Differentiate with respect to x

[lubo]

Homework Statement

Differentiate -sin²x

Homework Equations

CHAIN RULE dy/dx=dz/dx*dy/dz
PRODUCT RULE

The Attempt at a Solution

Using the chain rule;

let z = -sinx let y = z²

dz/dx = -cosx dy/dz = 2z

dy/dx=dz/dx*dy/dz = -cosx*2-sinx = 2cosx*sinx

If I use the chain rule:

let u = -sinx let v = -sinx

du/dx = -cosx dv/dx = -cosx

udv/dx+vdu/dx = -sinx*-cosx + -sinx*-cosx

= 2sinx*cosx

My book answer says -2sinxcosx ?

Also on a website says:

Expression

Function -sin(x)^2
f'x = -2*cos(x)*sin(x)

Thanks for any help.

 

[CompuChip]

(-sin x)² is not the same as - (sin² x).
If you let z = -sin x, then y = -z².

 

[lubo]

(-sin x)² is not the same as - (sin² x).].

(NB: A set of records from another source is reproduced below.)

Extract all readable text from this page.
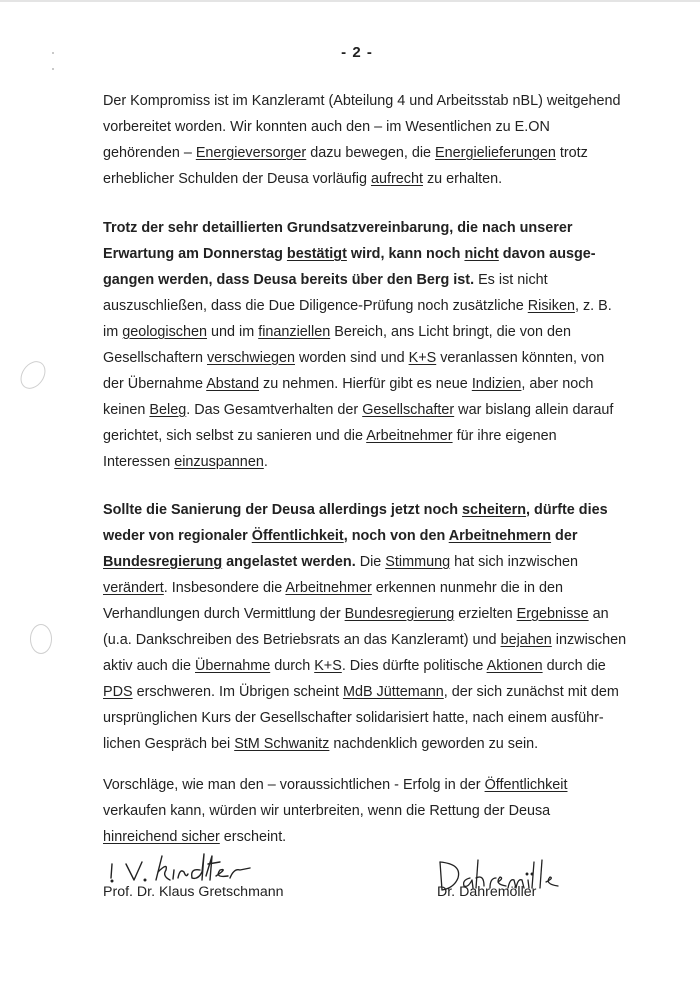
- 2 -

Der Kompromiss ist im Kanzleramt (Abteilung 4 und Arbeitsstab nBL) weitgehend
vorbereitet worden. Wir konnten auch den – im Wesentlichen zu E.ON
gehörenden – Energieversorger dazu bewegen, die Energielieferungen trotz
erheblicher Schulden der Deusa vorläufig aufrecht zu erhalten.

Trotz der sehr detaillierten Grundsatzvereinbarung, die nach unserer
Erwartung am Donnerstag bestätigt wird, kann noch nicht davon ausge-
gangen werden, dass Deusa bereits über den Berg ist. Es ist nicht
auszuschließen, dass die Due Diligence-Prüfung noch zusätzliche Risiken, z. B.
im geologischen und im finanziellen Bereich, ans Licht bringt, die von den
Gesellschaftern verschwiegen worden sind und K+S veranlassen könnten, von
der Übernahme Abstand zu nehmen. Hierfür gibt es neue Indizien, aber noch
keinen Beleg. Das Gesamtverhalten der Gesellschafter war bislang allein darauf
gerichtet, sich selbst zu sanieren und die Arbeitnehmer für ihre eigenen
Interessen einzuspannen.

Sollte die Sanierung der Deusa allerdings jetzt noch scheitern, dürfte dies
weder von regionaler Öffentlichkeit, noch von den Arbeitnehmern der
Bundesregierung angelastet werden. Die Stimmung hat sich inzwischen
verändert. Insbesondere die Arbeitnehmer erkennen nunmehr die in den
Verhandlungen durch Vermittlung der Bundesregierung erzielten Ergebnisse an
(u.a. Dankschreiben des Betriebsrats an das Kanzleramt) und bejahen inzwischen
aktiv auch die Übernahme durch K+S. Dies dürfte politische Aktionen durch die
PDS erschweren. Im Übrigen scheint MdB Jüttemann, der sich zunächst mit dem
ursprünglichen Kurs der Gesellschafter solidarisiert hatte, nach einem ausführ-
lichen Gespräch bei StM Schwanitz nachdenklich geworden zu sein.

Vorschläge, wie man den – voraussichtlichen - Erfolg in der Öffentlichkeit
verkaufen kann, würden wir unterbreiten, wenn die Rettung der Deusa
hinreichend sicher erscheint.

Prof. Dr. Klaus Gretschmann	Dr. Dahremöller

What about -sinx*sinx. Does this equal -sinx² or -sin²x ? or what you have put?

I would write (-sin x)² = (-sinx)(-sinx) ? (but this = sinx² and thus it might be -(sinx*sinx) ?and you are saying it is not equal to - (sin² x) = -sinx*sinx. I think?

Could you put a few lines together to explain this please?

Why did you put the - sign outside of the brackets?

If you let z = -sin x, then y = -z².

If I do it like you said I get:

let z = -sinx let y = -z²

dz/dx = -cosx dy/dz = -2z

dy/dx=dz/dx*dy/dz = -cosx*-2-sinx = -2cosx*sinx

I thought that the minus sign would be taken after within Z and it would not need to be added outside as in the first instance?


Thanks.

 

[CompuChip]

Squaring has higher priority than multiplication (by -1), so when we write -z², we mean -(z²) = - z * z.
This is something else than (-z)², which would be (-z) * (-z) = z * z = z².

In the case of a sine function, we abbreviate (sin x)² to sin² x. This is done to distinguish from sin x² = sin(x²) while not having to write the brackets.

So -sin² x means negative the square of the sine of x: -1 * (sin x) * (sin x), as opposed to -sin(x²) (which cannot be simplified further) or (-sin x)² = (-sin x) * (-sin x) = sin x * sin x = sin² x.

 

[lubo]

Excellent, many thanks.